At last, as her mother returned from her drive and came in, Marion drew a long breath and turned away from the window. She had said a long farewell to the heiress of the McGregors.

[CHAPTER XVIII.]

THANKSGIVING.

MARION'S recovery was very slow and tedious. What she gained one week, she lost the next. She was able to sit up a part of every day, and after a while to go to dinner and tea, and even to spend an evening in the parlour now and then, but she could not walk any distance or sit up on a straight chair. There were many days when her back and head were racked with pain, and she could only lie still in her darkened room and endure.

It was a severe trial to Marion, who had never known sickness, and there were times when she found it very hard to be patient, especially when her services seemed so much needed. Henry continued very unwell, and Aunt Eugenia grew more and more feeble all the time.

Betsy did not get up very well from the measles.
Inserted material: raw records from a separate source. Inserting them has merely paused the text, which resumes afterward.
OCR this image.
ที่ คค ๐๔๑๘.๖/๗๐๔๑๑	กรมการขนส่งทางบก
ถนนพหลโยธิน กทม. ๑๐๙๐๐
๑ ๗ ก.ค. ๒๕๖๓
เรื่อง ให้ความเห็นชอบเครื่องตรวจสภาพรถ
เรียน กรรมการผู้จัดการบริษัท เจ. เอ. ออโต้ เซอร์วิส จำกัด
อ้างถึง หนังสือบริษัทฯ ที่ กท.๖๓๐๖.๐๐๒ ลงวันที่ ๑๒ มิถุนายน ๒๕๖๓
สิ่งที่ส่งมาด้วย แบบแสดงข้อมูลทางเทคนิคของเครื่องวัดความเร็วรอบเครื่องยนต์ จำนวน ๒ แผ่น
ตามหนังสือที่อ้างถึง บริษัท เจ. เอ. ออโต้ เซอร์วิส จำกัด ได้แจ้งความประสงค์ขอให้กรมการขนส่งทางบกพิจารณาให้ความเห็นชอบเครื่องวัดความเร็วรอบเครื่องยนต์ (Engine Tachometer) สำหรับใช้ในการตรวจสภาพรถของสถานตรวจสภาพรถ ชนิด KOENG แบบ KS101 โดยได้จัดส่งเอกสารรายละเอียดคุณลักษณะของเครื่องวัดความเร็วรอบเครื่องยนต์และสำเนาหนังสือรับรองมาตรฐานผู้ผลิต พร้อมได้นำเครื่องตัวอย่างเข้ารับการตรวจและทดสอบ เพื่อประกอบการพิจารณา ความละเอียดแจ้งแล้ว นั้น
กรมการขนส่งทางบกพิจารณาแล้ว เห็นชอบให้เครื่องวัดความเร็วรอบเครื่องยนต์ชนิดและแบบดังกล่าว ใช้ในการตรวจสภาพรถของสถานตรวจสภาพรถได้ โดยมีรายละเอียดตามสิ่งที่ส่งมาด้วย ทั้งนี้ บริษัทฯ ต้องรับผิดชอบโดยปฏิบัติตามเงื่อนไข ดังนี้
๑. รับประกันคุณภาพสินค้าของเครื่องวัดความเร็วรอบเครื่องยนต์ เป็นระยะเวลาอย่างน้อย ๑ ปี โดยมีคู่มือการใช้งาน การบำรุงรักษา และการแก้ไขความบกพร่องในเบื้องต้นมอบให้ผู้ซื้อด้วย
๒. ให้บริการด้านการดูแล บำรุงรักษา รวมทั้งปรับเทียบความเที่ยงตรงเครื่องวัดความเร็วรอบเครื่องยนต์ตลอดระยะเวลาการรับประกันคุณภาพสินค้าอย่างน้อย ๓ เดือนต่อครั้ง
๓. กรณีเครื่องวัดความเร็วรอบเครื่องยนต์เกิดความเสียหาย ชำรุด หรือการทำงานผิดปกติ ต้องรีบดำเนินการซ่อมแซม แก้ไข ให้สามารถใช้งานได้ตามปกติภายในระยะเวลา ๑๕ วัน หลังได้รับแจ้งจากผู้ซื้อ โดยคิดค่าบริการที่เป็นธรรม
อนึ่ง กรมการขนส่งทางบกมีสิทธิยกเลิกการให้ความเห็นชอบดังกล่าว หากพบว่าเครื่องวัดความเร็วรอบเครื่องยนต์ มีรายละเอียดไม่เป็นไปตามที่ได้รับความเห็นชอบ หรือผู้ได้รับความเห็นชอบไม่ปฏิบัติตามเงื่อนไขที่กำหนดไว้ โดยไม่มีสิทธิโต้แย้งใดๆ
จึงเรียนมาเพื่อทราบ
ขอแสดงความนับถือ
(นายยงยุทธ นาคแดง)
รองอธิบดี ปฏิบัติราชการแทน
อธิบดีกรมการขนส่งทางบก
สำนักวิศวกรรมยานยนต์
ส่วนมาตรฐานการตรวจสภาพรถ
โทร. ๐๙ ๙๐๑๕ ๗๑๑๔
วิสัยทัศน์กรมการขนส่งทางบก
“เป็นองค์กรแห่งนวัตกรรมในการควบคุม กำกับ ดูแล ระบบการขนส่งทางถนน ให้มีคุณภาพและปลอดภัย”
Her eyes had been greatly affected by the disease, and in her hurry to get back to her beloved music, she had tried them too soon, so that they were now quite useless for reading or work. It must be confessed that under this infliction, Betsy became rather an infliction herself. She practiced the pieces she knew by heart, and went over her scales and exercises till they became a weariness to the flesh.

"There's one thing about it, Betsy," said Marion to her one day when she was lying flat on the floor before the open fire in Marion's room. "Cousin Helen says you are gaining in your fingering all the time."